Dr Taylor Marshall writes:
Is texting and driving a car sinful? I am certainly guilty of it. In fact, I did it today on the way home from a Saint George campout (the campout was lots of fun by the way. 80 sons and fathers. Holy Mass. Rosaries. Divine Mercy. Photos coming soon).
While I was on the campout, I learned that one of my former students rolled his truck. He survived. He was texting and driving. I know several people who have wrecked while texting. We know its dangerous, but we do it every day. I do it.
Texting and Driving and AT&Ts New Effort
Godin, a master of human behavior, believes that AT&Ts commercial won’t work. Here are his four reasons why:
- The culture of the car as a haven, a roving office, and a place where you do what you like
- The culture of the Marlboro man, no speed limiters in cars, ‘optional’ speed limits on roads
- The culture of connection and our fear of being left out
- The culture of technology, and our bias to permit it first and ask questions later
Godin suggests that phone makers rig mobile devices to notify the person we’re texting that we’re driving. This creates peer-pressure or self-policing. The other option is to require wireless companies to ban texting when the phone is moving more than 20 miles per hour.
But is Texting and Driving Sinful?
So here’s the big question. Does texting and driving constitute a sin? Does it anger God? Drinking and driving is unethical. Gravely sinful. Drugs and driving? Unethical. Driving fast in a school zone. Unethical. Driving fast in a construction area with men at work? Unethical.

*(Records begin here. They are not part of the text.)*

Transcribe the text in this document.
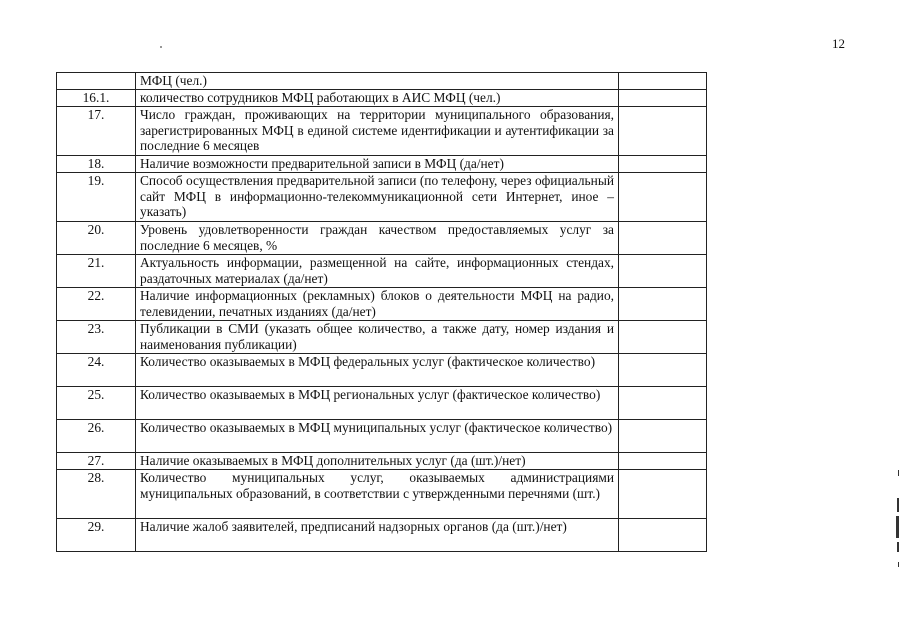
12
	МФЦ (чел.)	
16.1.	количество сотрудников МФЦ работающих в АИС МФЦ (чел.)	
17.	Число граждан, проживающих на территории муниципального образования, зарегистрированных МФЦ в единой системе идентификации и аутентификации за последние 6 месяцев	
18.	Наличие возможности предварительной записи в МФЦ (да/нет)	
19.	Способ осуществления предварительной записи (по телефону, через официальный сайт МФЦ в информационно-телекоммуникационной сети Интернет, иное – указать)	
20.	Уровень удовлетворенности граждан качеством предоставляемых услуг за последние 6 месяцев, %	
21.	Актуальность информации, размещенной на сайте, информационных стендах, раздаточных материалах (да/нет)	
22.	Наличие информационных (рекламных) блоков о деятельности МФЦ на радио, телевидении, печатных изданиях (да/нет)	
23.	Публикации в СМИ (указать общее количество, а также дату, номер издания и наименования публикации)	
24.	Количество оказываемых в МФЦ федеральных услуг (фактическое количество)	
25.	Количество оказываемых в МФЦ региональных услуг (фактическое количество)	
26.	Количество оказываемых в МФЦ муниципальных услуг (фактическое количество)	
27.	Наличие оказываемых в МФЦ дополнительных услуг (да (шт.)/нет)	
28.	Количество муниципальных услуг, оказываемых администрациями муниципальных образований, в соответствии с утвержденными перечнями (шт.)	
29.	Наличие жалоб заявителей, предписаний надзорных органов (да (шт.)/нет)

Why are these unethical driving practices? They are wrong because you are endangering the lives of other people.
Now texting does not impair the intellect, as do alcohol and drugs. However, texting and driving does impair the sense of sight – a key necessary element of driving. So is it wrong? Should I confess it?
Defining Imprudent Acts: Speed Racer Tattoo Example
I don’t think that I need to go to confession and say, “Father, I texted about 14 times in the last week while driving.” I don’t think it’s a sin per se, but I do think it qualifies as negative behavior or more strictly as an “imprudent act.”
Students often ask me, “Is XYZ a sin.” They are usually asking about tattoos, piercings, smoking cigars, or whatever college kids want to do. I usually suggest that such activities are “imprudent acts,” and not sins properly speaking.
However, if you have a tattoo on your face or a devil on your back, you need to talk to a priest. Not good.
But if you got excited in the 1990s and have a tattoo of Speed Racer on your upper arm, that’s simply an imprudent act. You have a dated Japanese anime character ink-stained into your human flesh. Sorry bro. That was gravely imprudent. Did you incur the wrath of God? I don’t know if I’d go that far, but you lacked prudence. With your Speed Racer anime inkspot, you may never find a wife. Even more, the dudes at the gym are laughing at you behind your back. Nothing says 90s dork than Speed Racer.
[Disclosure: I actually did see a dude with a Speed Racer tattoo at Lollapalooza way back in 1994.]
My opinion, not magisterial pronouncement, is that texting and driving falls under “imprudent acts.”
What I usually try to do is use the iPhone speech to text option. For example:
“Dear Joy, do you want to pick up some Popeyes?”
Unfortunately speech to text turns this into:
“Deer toy do you want me to pick epson drop byes?”
Fortunately, she’s pretty good at deciphering these kind of texts!